Unsteady departure – the tracks are just a head. I don’t know which way to turn.
Like a pendulum swinging – I can’t make up my mind. Back and beyond until the darkness blurs the truth. Never ending system of denial climbing back into my heart.
I look for an escape. The anger resonates and turns to madness. The answer to the question that forms and disappears from my lips – I cannot ask so I never get the answer.
The ground soaks up my pain and returns it in the rain driving me further away from my home.
My heart is torn to pieces from the viciousness of the life I live, the lies I have told, the child that is dying in my soul. Where is my reckless abandon?

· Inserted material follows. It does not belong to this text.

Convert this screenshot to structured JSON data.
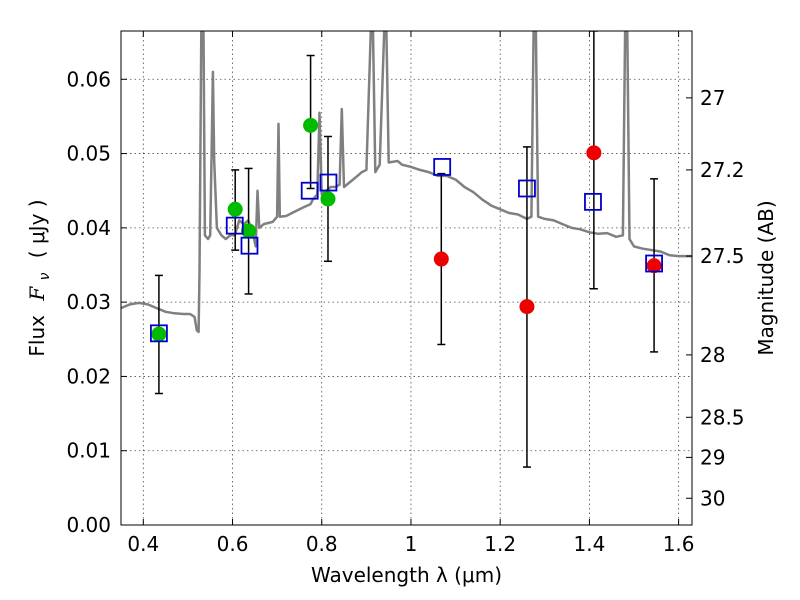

Blankets of sorrow turn in time – the grey shades of revolution on the rise. Fire, fear and diamonds fill the sky. Cries of repentance, reluctance and doubt. Hate in their eyes. I cannot forget.
The beginning long since over. The end nowhere to be found.
Voices screaming from the corner, cracks in the vinyl make the record skip. Shout.
Lingering fantasy, arid heart, my head spinning round and round.
Where’s the grand ballroom? When can I come back? Where will I wait for you?
My destination, the journey, the shore, the anger abated in the lust for youth.
Gone.
Comment. Don’t Comment. Whatever.
4 Comments
"I cannot ask so I never get the answer."how sad and how true…we don't have because we don't ask. God is gracious, He longs to speak, but we don't seek Him. We forget to ask Him and so we never get answers.
You're so right. I know for me, at times, it's not that I forget I just don't. Thanks for commenting.
I liked this read, Mick.
Thank you very much. I appreciate it.